Roberts was charged with the offence almost a month after emergency services were called to a home in Parkes following reports a five-year-old girl had been injured.
According to facts tendered in court Roberts called 000 and claimed the child had injured herself causing scratches all over her face and body and a large lump on her head.
She claimed the child had been behaving erratically for the previous five days.
Roberts said the victim had “peed her pants and crapped herself”.
An ambulance arrived to find the child to be incontinent of faeces and urine, tachycardic with a low respiratory rate and bruising to her entire body and head.
Her most significant injury at that time appeared to be bilateral swelling to the side of her head.
The child was taken by NSW Ambulance Paramedics to Parkes District Hospital, before being airlifted to Sydney Children’s Hospital for specialised treatment.
A comprehensive summary of the child's injuries are contained in a report compiled by Dr Paul Hotton.
Dr Hotton described her brain injury as severe and concludes that the most likely mechanism for this injury is significant blunt force trauma.
He further reported that it is difficult to age the subdural haematomas, however the degree of brain injury along with shearing of the brain would suggest the event occurred within the 24 hours of being found by ambulance.
“The child was found by ambulance crew to be incontinent of faeces and urine which would suggest that she had lost consciousness and thereby a loss of control of her bowels and bladder,” the report read.

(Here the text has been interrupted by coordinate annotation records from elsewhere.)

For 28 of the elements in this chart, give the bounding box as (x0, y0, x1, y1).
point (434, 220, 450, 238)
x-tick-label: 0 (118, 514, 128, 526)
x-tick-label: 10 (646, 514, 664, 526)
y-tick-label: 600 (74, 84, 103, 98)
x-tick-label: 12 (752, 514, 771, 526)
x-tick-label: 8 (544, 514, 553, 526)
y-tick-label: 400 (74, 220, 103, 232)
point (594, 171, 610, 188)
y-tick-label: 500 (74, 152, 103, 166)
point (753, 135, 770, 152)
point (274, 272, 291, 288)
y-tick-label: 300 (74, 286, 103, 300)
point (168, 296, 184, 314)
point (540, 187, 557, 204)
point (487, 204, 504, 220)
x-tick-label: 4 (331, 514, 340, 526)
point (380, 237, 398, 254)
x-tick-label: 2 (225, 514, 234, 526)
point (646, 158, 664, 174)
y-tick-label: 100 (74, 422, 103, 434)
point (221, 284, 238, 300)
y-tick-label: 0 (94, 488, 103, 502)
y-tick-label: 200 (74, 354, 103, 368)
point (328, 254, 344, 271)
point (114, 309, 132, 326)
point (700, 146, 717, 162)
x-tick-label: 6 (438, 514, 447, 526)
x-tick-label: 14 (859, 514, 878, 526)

Dr Hotton also detailed evidence of likely strangulation, hair pulling, forceful pinching and pulling of ears, bruising in areas difficult for children to inflict on themselves and human bite marks.
Dr Hotton concluded that the story given by the offender, of the victim throwing herself against the wall and falling down, is not plausible for the extent of her injuries.

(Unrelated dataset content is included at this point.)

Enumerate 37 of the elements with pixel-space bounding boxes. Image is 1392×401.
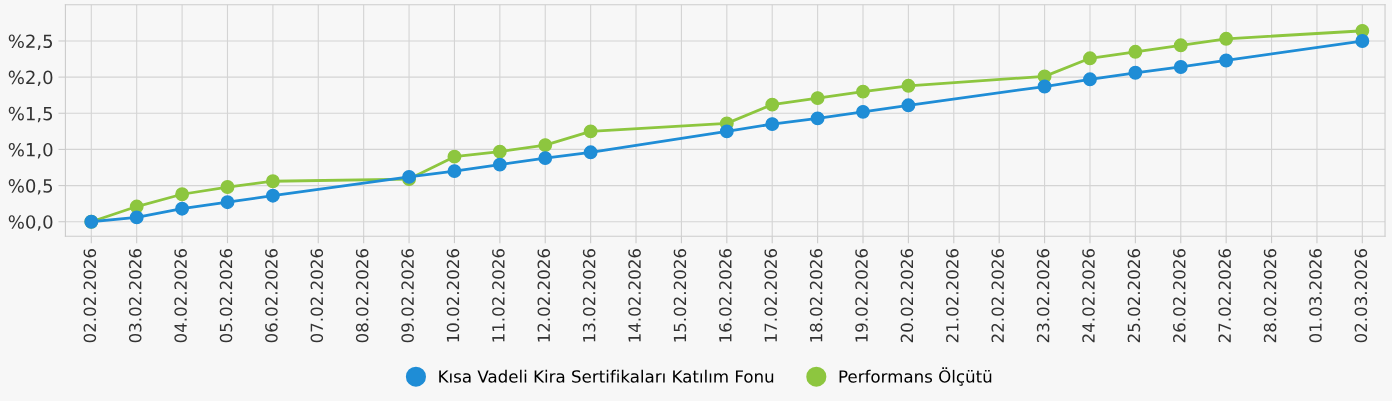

“The type of brain injury the victim has is often seen in children in significant high speed motor vehicle accidents and often needs high velocity and speed,” the report read.
“More than the forces generated by a child running into a wall.
“The overall clinical picture is that of definite inflicted injury.”
Roberts told police that when the victim woke in the morning, a week prior to being hospitalised, she had scratches or pinches on her chest, that she would throw herself into the coffee table and shower, punch herself in the face, would urinate and defecate on herself and bite her lip.
There is no record of any behavioural difficulties such as those raised by Roberts.
Judge Hanley said there has been no explanation provided by the offender as to what precisely occurred and the admission of the offence or why she did it.
“This is an horrendous offence committed against an innocent child who was incapable of defending itself,” he said.
“In such circumstances general deterrents must loom large in the sentencing process.
“Others entrusted with the care of children who are already in a state of danger must be made aware that offences against those in their care will be met with significant penalties.”
Judge Hanley said the injuries inflicted upon the child were horrific and long lasting.
“She has been deprived a quality of life that she was capable of achieving,” he said.
“The offender has deprived her of that opportunity.”
Judge Hanley sentenced Roberts to seven years imprisonment with a non-parole period of five years commencing October 23, and expiring on October 22, 2022.